Pouco reparara antes no parque em frente a seu quarto, sempre vazio. Se assemelhava a um bosque europeu, calvo e organizado. Sua infância fora próxima a esse parque. Um período recente, mas já afastado pelo abismo da adolescência e que levara consigo a simplicidade e a alegria que o local trazia. A vida tinha se tornado agora curta e efêmera para se viver, o imediato valia mais do que o prazer do incerto. Pensava nisso quando resolveu se sentar à sua janela e assistir ao Sol trilhar o céu da tarde. Havia um mundo esperando por ele fora da porta do quarto, mas se convenceu que tardes de domingo mereciam uma paz, mesmo que forçada, para dar trégua ao corpo cansado. Olhou para fora e enxergou o parque.
Naquela específica tarde estava ela ali, sentada a um banco distante, segurando um livro e balançando despreocupadamente sua perna rente ao chão. Um movimento fútil, difícil de chamar a atenção de olhos distraídos. Contudo, foi ele que o hipnotizou, deixando-o fixo em seu posto. Não deveria ser assim, ele só queria ver passar o tempo, ganhara agora uma ocupação que o induzia a um transe bobo. A trégua deu lugar a uma avassaladora curiosidade por saber quem seria ela. Incomodamente, a imagem abrira portas para pensar rostos e personalidades. Desacostumado a enxergar tão pouco e ver tamanho conteúdo, deixou-se estar naquele momento infinito e inerte no tempo. Encarar o baque do esclarecimento foi uma tarefa ingrata a princípio; a mulher (seria uma menina apenas?), na medida em que o instante se tornava período, tomava formas e deixava-se etérea na mente dele.
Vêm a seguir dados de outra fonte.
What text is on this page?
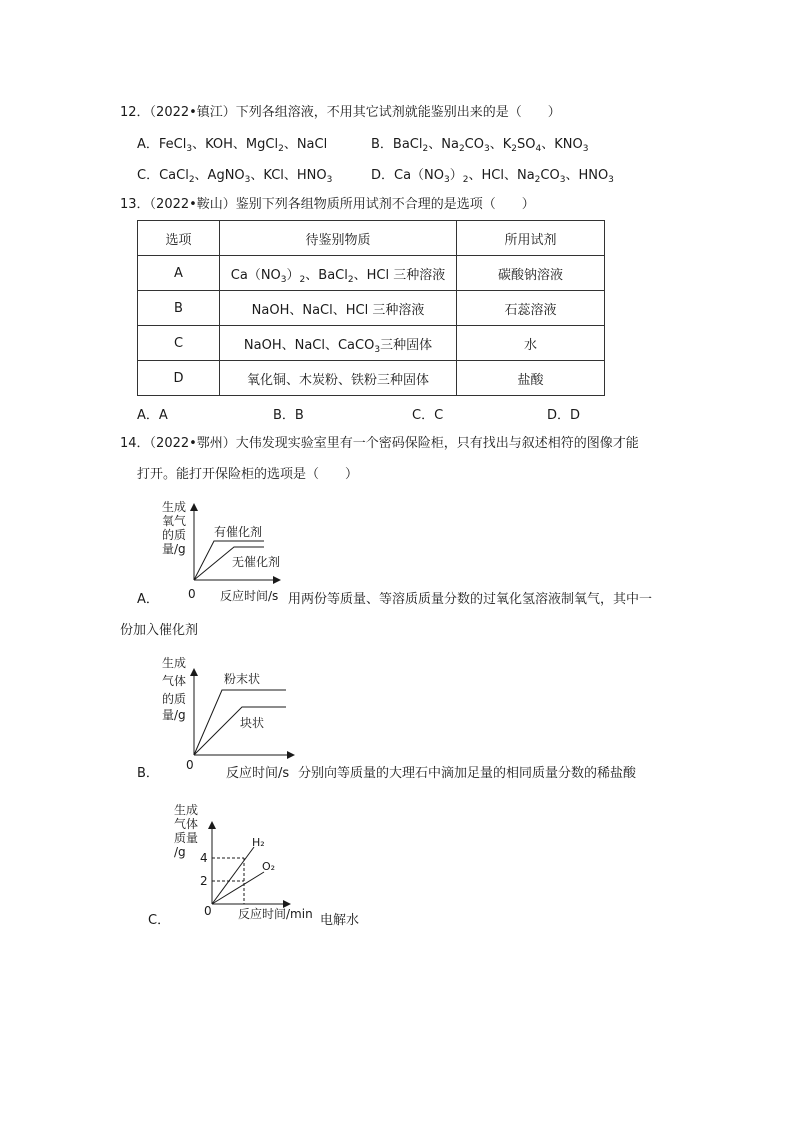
12．（2022•镇江）下列各组溶液，不用其它试剂就能鉴别出来的是（　　）
A．FeCl$_3$、KOH、MgCl$_2$、NaCl	B．BaCl$_2$、$Na_2CO_3$、$K_2SO_4$、$KNO_3$
C．CaCl$_2$、AgNO$_3$、KCl、$HNO_3$	D．$Ca(NO_3)_2$、HCl、$Na_2CO_3$、$HNO_3$
13．（2022•鞍山）鉴别下列各组物质所用试剂不合理的是选项（　　）
选项	待鉴别物质	所用试剂
A	$Ca(NO_3)_2$、BaCl$_2$、HCl 三种溶液	碳酸钠溶液
B	NaOH、NaCl、HCl 三种溶液	石蕊溶液
C	NaOH、NaCl、CaCO$_3$三种固体	水
D	氧化铜、木炭粉、铁粉三种固体	盐酸
A．A	B．B	C．C	D．D
14．（2022•鄂州）大伟发现实验室里有一个密码保险柜，只有找出与叙述相符的图像才能
打开。能打开保险柜的选项是（　　）
生成
氧气
的质
量/g
有催化剂
无催化剂
0 反应时间/s
A．	用两份等质量、等溶质质量分数的过氧化氢溶液制氧气，其中一
份加入催化剂
生成
气体
的质
量/g
粉末状
块状
0
B．	反应时间/s 分别向等质量的大理石中滴加足量的相同质量分数的稀盐酸
生成
气体
质量
/g 4
2
H₂
O₂
0 反应时间/min
C．	电解水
Cabelos negros, fios de azeviche, tornavam a trilha do Sol mais delineada sobre ela, e ela respondia à mágica da cena com indiferença. Ele estava com medo agora. Pensava em como saciar o espírito de outra forma que não ir lá de imediato e perguntar ao menos o nome da mulher. Para evitar o impulso, agarrou firme no parapeito e desejou esquecer tudo, pensou no branco, no zero, no nada.
O barulho de uma porta se abrindo o acordou, assustando-o. Parou para se lembrar onde estava, sabia ao menos quem era. Ou quem deveria ser. A janela sumira e ele estava em pé em frente a um espelho. O ambiente se assemelhava a um banheiro, seu banheiro. As mãos estavam doloridas por estar agarrando fortemente as bordas da pia. Levantou os olhos e encarou o espelho: atrás de si, refletida na imagem, estava uma mulher parada na porta, linda e com cabelos de azeviche. Ela o olhava de forma afetuosa e feliz, enquanto ele voltava seus olhos para o próprio reflexo e tentava entender o que estava acontecendo. Sentindo então ser envolvido por um tenro abraço, olhou a mulher e desejou se lembrar de tudo. Ela lhe beijou a face e foi sentar-se na cama do quarto, em frente à porta do banheiro. Pegou um livro ao lado e começou a ler distraidamente, balançando sua perna rente ao chão. Ele lavou o rosto, suspirou ao se voltar para trás e perceber que não havia enganos, o mundo era o mesmo de antes. Apenas acordara para a vida.